海外旅行と同じように、近代化は物語だった。ルネサンスは我々に単独エヴリマンとしてのそれぞれの責任を問うた。革命時代にはその方向性は迷走したが、その後はポピュリスト指導者が産業革命と帝国主義を推進した。しかし、彼らの近代化の物語は、私たちに均質なエヴリマン、つまり大衆であることを要求した。実存主義は警告したが、全体主義でさえ我々に快適であり、大衆エヴリマンは我々の知性の蓄積者としてうまく機能した。

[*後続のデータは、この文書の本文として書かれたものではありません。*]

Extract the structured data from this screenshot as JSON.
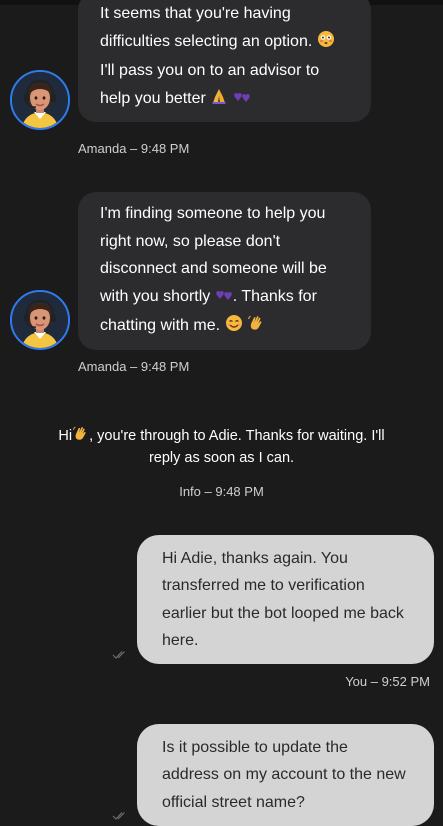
{
  "messages": [
    {
      "id": "bot1",
      "sender": "Amanda",
      "time": "9:48 PM",
      "meta": "Amanda – 9:48 PM",
      "lines": [
        "It seems that you're having",
        "difficulties selecting an option.",
        "I'll pass you on to an advisor to",
        "help you better"
      ]
    },
    {
      "id": "bot2",
      "sender": "Amanda",
      "time": "9:48 PM",
      "meta": "Amanda – 9:48 PM",
      "lines": [
        "I'm finding someone to help you",
        "right now, so please don't",
        "disconnect and someone will be",
        "with you shortly",
        ". Thanks for",
        "chatting with me."
      ]
    },
    {
      "id": "info1",
      "sender": "Info",
      "time": "9:48 PM",
      "meta": "Info – 9:48 PM",
      "line1_prefix": "Hi",
      "line1_rest": ", you're through to Adie. Thanks for waiting. I'll",
      "line2": "reply as soon as I can."
    },
    {
      "id": "user1",
      "sender": "You",
      "time": "9:52 PM",
      "meta": "You – 9:52 PM",
      "lines": [
        "Hi Adie, thanks again. You",
        "transferred me to verification",
        "earlier but the bot looped me back",
        "here."
      ]
    },
    {
      "id": "user2",
      "sender": "You",
      "lines": [
        "Is it possible to update the",
        "address on my account to the new",
        "official street name?"
      ]
    }
  ],
  "icons": {
    "avatar": "agent-avatar-headset-icon",
    "flushed": "flushed-face-emoji",
    "pray": "folded-hands-emoji",
    "hearts": "purple-hearts-emoji",
    "smile": "smiling-face-emoji",
    "wave": "waving-hand-emoji",
    "read": "double-check-read-icon"
  },
  "colors": {
    "background": "#1b1b1c",
    "bot_bubble": "#2c2c2e",
    "user_bubble": "#d4d4d4",
    "avatar_ring": "#2d7cf0"
  }
}
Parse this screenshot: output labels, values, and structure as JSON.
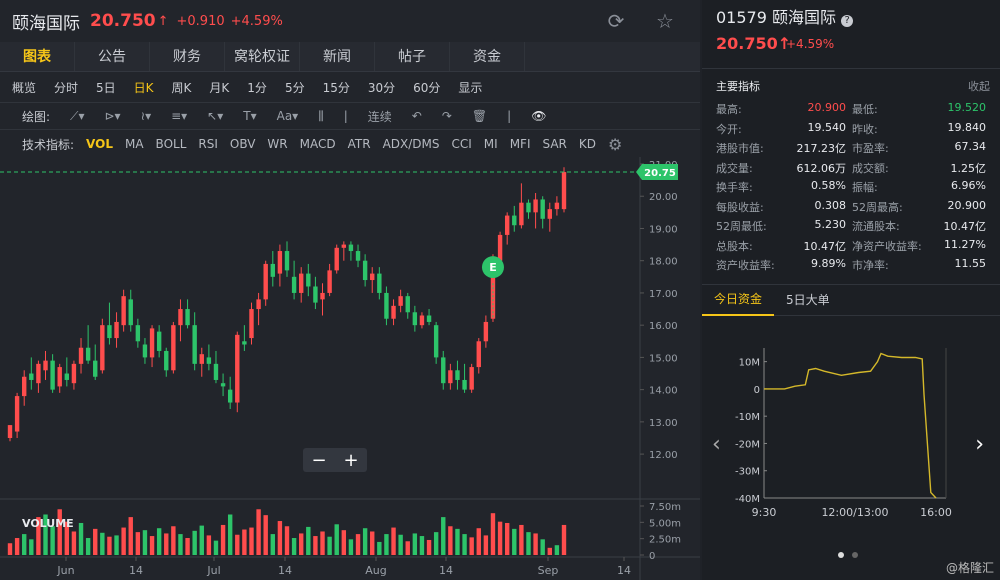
{
  "header": {
    "name": "颐海国际",
    "price": "20.750",
    "arrow": "↑",
    "change": "+0.910",
    "change_pct": "+4.59%",
    "refresh_icon": "refresh-icon",
    "star_icon": "star-icon"
  },
  "tabs": [
    "图表",
    "公告",
    "财务",
    "窝轮权证",
    "新闻",
    "帖子",
    "资金"
  ],
  "periods": [
    "概览",
    "分时",
    "5日",
    "日K",
    "周K",
    "月K",
    "1分",
    "5分",
    "15分",
    "30分",
    "60分",
    "显示"
  ],
  "active_period": "日K",
  "draw": {
    "label": "绘图:",
    "lianxu": "连续"
  },
  "indicators": {
    "label": "技术指标:",
    "items": [
      "VOL",
      "MA",
      "BOLL",
      "RSI",
      "OBV",
      "WR",
      "MACD",
      "ATR",
      "ADX/DMS",
      "CCI",
      "MI",
      "MFI",
      "SAR",
      "KD"
    ]
  },
  "chart": {
    "current_price_label": "20.75",
    "event_marker": "E",
    "volume_label": "VOLUME",
    "zoom_minus": "−",
    "zoom_plus": "+"
  },
  "chart_data": {
    "type": "candlestick",
    "y_ticks": [
      "21.00",
      "20.00",
      "19.00",
      "18.00",
      "17.00",
      "16.00",
      "15.00",
      "14.00",
      "13.00",
      "12.00"
    ],
    "ylim": [
      11.6,
      21.0
    ],
    "volume_ticks": [
      "7.50m",
      "5.00m",
      "2.50m",
      "0"
    ],
    "x_ticks": [
      "Jun",
      "14",
      "Jul",
      "14",
      "Aug",
      "14",
      "Sep",
      "14"
    ],
    "current_price": 20.75,
    "candles": [
      [
        12.5,
        12.9,
        12.4,
        12.9
      ],
      [
        12.7,
        13.9,
        12.5,
        13.8
      ],
      [
        13.8,
        14.6,
        13.5,
        14.4
      ],
      [
        14.5,
        15.0,
        14.0,
        14.3
      ],
      [
        14.2,
        14.9,
        13.9,
        14.8
      ],
      [
        14.6,
        15.2,
        14.3,
        14.9
      ],
      [
        14.9,
        15.1,
        13.9,
        14.0
      ],
      [
        14.1,
        14.8,
        13.9,
        14.7
      ],
      [
        14.5,
        15.0,
        14.1,
        14.3
      ],
      [
        14.2,
        14.9,
        14.0,
        14.8
      ],
      [
        14.8,
        15.6,
        14.5,
        15.3
      ],
      [
        15.3,
        16.0,
        14.8,
        14.9
      ],
      [
        14.9,
        15.4,
        14.3,
        14.4
      ],
      [
        14.6,
        16.2,
        14.5,
        16.0
      ],
      [
        16.0,
        16.7,
        15.4,
        15.6
      ],
      [
        15.6,
        16.4,
        15.3,
        16.1
      ],
      [
        16.0,
        17.1,
        15.8,
        16.9
      ],
      [
        16.8,
        17.1,
        15.8,
        16.0
      ],
      [
        16.0,
        16.2,
        15.3,
        15.5
      ],
      [
        15.4,
        15.6,
        14.8,
        15.0
      ],
      [
        15.0,
        16.0,
        14.7,
        15.9
      ],
      [
        15.8,
        16.0,
        15.0,
        15.2
      ],
      [
        15.2,
        15.3,
        14.4,
        14.6
      ],
      [
        14.6,
        16.1,
        14.5,
        16.0
      ],
      [
        16.0,
        16.8,
        15.5,
        16.5
      ],
      [
        16.5,
        16.8,
        15.9,
        16.0
      ],
      [
        16.0,
        16.4,
        14.6,
        14.8
      ],
      [
        14.8,
        15.3,
        14.4,
        15.1
      ],
      [
        15.0,
        15.4,
        14.6,
        14.8
      ],
      [
        14.8,
        15.2,
        14.2,
        14.3
      ],
      [
        14.2,
        14.5,
        13.8,
        14.1
      ],
      [
        14.0,
        14.4,
        13.4,
        13.6
      ],
      [
        13.6,
        15.8,
        13.3,
        15.7
      ],
      [
        15.5,
        16.0,
        15.2,
        15.4
      ],
      [
        15.6,
        16.7,
        15.4,
        16.5
      ],
      [
        16.5,
        17.0,
        16.0,
        16.8
      ],
      [
        16.8,
        18.0,
        16.6,
        17.9
      ],
      [
        17.9,
        18.3,
        17.2,
        17.5
      ],
      [
        17.6,
        18.5,
        17.2,
        18.3
      ],
      [
        18.3,
        18.6,
        17.5,
        17.7
      ],
      [
        17.5,
        18.0,
        16.8,
        17.0
      ],
      [
        17.0,
        17.8,
        16.7,
        17.6
      ],
      [
        17.6,
        17.9,
        16.9,
        17.2
      ],
      [
        17.2,
        17.5,
        16.5,
        16.7
      ],
      [
        16.8,
        17.3,
        16.3,
        17.0
      ],
      [
        17.0,
        17.9,
        16.9,
        17.7
      ],
      [
        17.7,
        18.5,
        17.6,
        18.4
      ],
      [
        18.4,
        18.6,
        18.0,
        18.5
      ],
      [
        18.5,
        18.6,
        18.0,
        18.3
      ],
      [
        18.3,
        18.5,
        17.8,
        18.0
      ],
      [
        18.0,
        18.2,
        17.2,
        17.4
      ],
      [
        17.4,
        17.8,
        17.0,
        17.6
      ],
      [
        17.6,
        17.8,
        16.8,
        17.0
      ],
      [
        17.0,
        17.2,
        16.0,
        16.2
      ],
      [
        16.2,
        16.8,
        16.0,
        16.6
      ],
      [
        16.6,
        17.1,
        16.4,
        16.9
      ],
      [
        16.9,
        17.0,
        16.2,
        16.4
      ],
      [
        16.4,
        16.6,
        15.8,
        16.0
      ],
      [
        16.0,
        16.4,
        15.9,
        16.3
      ],
      [
        16.3,
        16.5,
        16.0,
        16.1
      ],
      [
        16.0,
        16.1,
        14.8,
        15.0
      ],
      [
        15.0,
        15.2,
        14.0,
        14.2
      ],
      [
        14.2,
        14.8,
        14.0,
        14.6
      ],
      [
        14.6,
        14.9,
        14.0,
        14.3
      ],
      [
        14.3,
        14.8,
        13.9,
        14.0
      ],
      [
        14.0,
        14.8,
        13.9,
        14.7
      ],
      [
        14.7,
        15.6,
        14.5,
        15.5
      ],
      [
        15.5,
        16.3,
        15.3,
        16.1
      ],
      [
        16.2,
        18.2,
        16.1,
        18.0
      ],
      [
        18.0,
        18.9,
        17.8,
        18.8
      ],
      [
        18.8,
        19.5,
        18.5,
        19.4
      ],
      [
        19.4,
        19.7,
        18.9,
        19.1
      ],
      [
        19.1,
        20.4,
        19.0,
        19.8
      ],
      [
        19.8,
        19.9,
        19.3,
        19.5
      ],
      [
        19.5,
        20.1,
        19.0,
        19.9
      ],
      [
        19.9,
        20.0,
        19.0,
        19.3
      ],
      [
        19.3,
        19.8,
        18.9,
        19.6
      ],
      [
        19.6,
        20.0,
        19.4,
        19.8
      ],
      [
        19.6,
        20.9,
        19.5,
        20.75
      ]
    ],
    "volumes": [
      [
        1.8,
        1
      ],
      [
        2.6,
        1
      ],
      [
        3.2,
        0
      ],
      [
        2.4,
        0
      ],
      [
        5.8,
        1
      ],
      [
        6.2,
        0
      ],
      [
        4.4,
        0
      ],
      [
        7.0,
        1
      ],
      [
        5.1,
        1
      ],
      [
        3.6,
        1
      ],
      [
        4.9,
        0
      ],
      [
        2.6,
        0
      ],
      [
        4.0,
        1
      ],
      [
        3.4,
        0
      ],
      [
        2.8,
        1
      ],
      [
        3.0,
        0
      ],
      [
        4.2,
        1
      ],
      [
        5.8,
        1
      ],
      [
        3.5,
        1
      ],
      [
        3.8,
        0
      ],
      [
        2.9,
        1
      ],
      [
        4.1,
        0
      ],
      [
        3.3,
        1
      ],
      [
        4.4,
        1
      ],
      [
        3.2,
        0
      ],
      [
        2.6,
        1
      ],
      [
        3.7,
        0
      ],
      [
        4.5,
        0
      ],
      [
        3.0,
        1
      ],
      [
        2.2,
        0
      ],
      [
        4.6,
        1
      ],
      [
        6.2,
        0
      ],
      [
        3.1,
        1
      ],
      [
        3.9,
        1
      ],
      [
        4.2,
        1
      ],
      [
        7.0,
        1
      ],
      [
        6.1,
        1
      ],
      [
        3.2,
        0
      ],
      [
        5.2,
        1
      ],
      [
        4.4,
        1
      ],
      [
        2.6,
        0
      ],
      [
        3.3,
        1
      ],
      [
        4.3,
        0
      ],
      [
        2.9,
        1
      ],
      [
        3.6,
        1
      ],
      [
        2.8,
        0
      ],
      [
        4.7,
        0
      ],
      [
        3.8,
        1
      ],
      [
        2.4,
        0
      ],
      [
        3.2,
        1
      ],
      [
        4.1,
        0
      ],
      [
        3.6,
        1
      ],
      [
        2.0,
        0
      ],
      [
        3.2,
        0
      ],
      [
        4.2,
        1
      ],
      [
        3.1,
        0
      ],
      [
        2.1,
        1
      ],
      [
        3.3,
        0
      ],
      [
        2.9,
        0
      ],
      [
        2.3,
        1
      ],
      [
        3.5,
        0
      ],
      [
        5.8,
        0
      ],
      [
        4.4,
        1
      ],
      [
        4.0,
        0
      ],
      [
        3.2,
        0
      ],
      [
        2.7,
        1
      ],
      [
        4.1,
        1
      ],
      [
        3.0,
        1
      ],
      [
        6.4,
        1
      ],
      [
        5.1,
        1
      ],
      [
        4.9,
        1
      ],
      [
        4.0,
        0
      ],
      [
        4.6,
        1
      ],
      [
        3.5,
        0
      ],
      [
        3.3,
        1
      ],
      [
        2.4,
        0
      ],
      [
        1.1,
        1
      ],
      [
        1.5,
        0
      ],
      [
        4.6,
        1
      ]
    ]
  },
  "right": {
    "code_name": "01579 颐海国际",
    "help_icon": "help-icon",
    "price": "20.750↑",
    "change_pct": "+4.59%",
    "metrics_title": "主要指标",
    "collapse": "收起",
    "metrics_left": [
      [
        "最高:",
        "20.900"
      ],
      [
        "今开:",
        "19.540"
      ],
      [
        "港股市值:",
        "217.23亿"
      ],
      [
        "成交量:",
        "612.06万"
      ],
      [
        "换手率:",
        "0.58%"
      ],
      [
        "每股收益:",
        "0.308"
      ],
      [
        "52周最低:",
        "5.230"
      ],
      [
        "总股本:",
        "10.47亿"
      ],
      [
        "资产收益率:",
        "9.89%"
      ]
    ],
    "metrics_right": [
      [
        "最低:",
        "19.520"
      ],
      [
        "昨收:",
        "19.840"
      ],
      [
        "市盈率:",
        "67.34"
      ],
      [
        "成交额:",
        "1.25亿"
      ],
      [
        "振幅:",
        "6.96%"
      ],
      [
        "52周最高:",
        "20.900"
      ],
      [
        "流通股本:",
        "10.47亿"
      ],
      [
        "净资产收益率:",
        "11.27%"
      ],
      [
        "市净率:",
        "11.55"
      ]
    ],
    "money_tabs": [
      "今日资金",
      "5日大单"
    ],
    "flow_y": [
      "10M",
      "0",
      "-10M",
      "-20M",
      "-30M",
      "-40M"
    ],
    "flow_x": [
      "9:30",
      "12:00/13:00",
      "16:00"
    ],
    "watermark": "@格隆汇"
  }
}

我々は今なお大衆エヴリマン見当識で物事を整理しており、それが我々に物事の現実感を保証している。ただし、それは個人的問題には無力である。また、感性の過覚醒は、見当識の停止による現実感の喪失を引き起こす。くわえて、大衆エヴリマンの母体としての中流階級の衰退はそれを解体し、かわってさまざまなセレブ見当識が提案され、濫用されている。このことは、社会の中でだけでなく個人の中ででも混乱や軋轢を生む。確固たる見当識がなければ、我々はすべてに現実感を失う。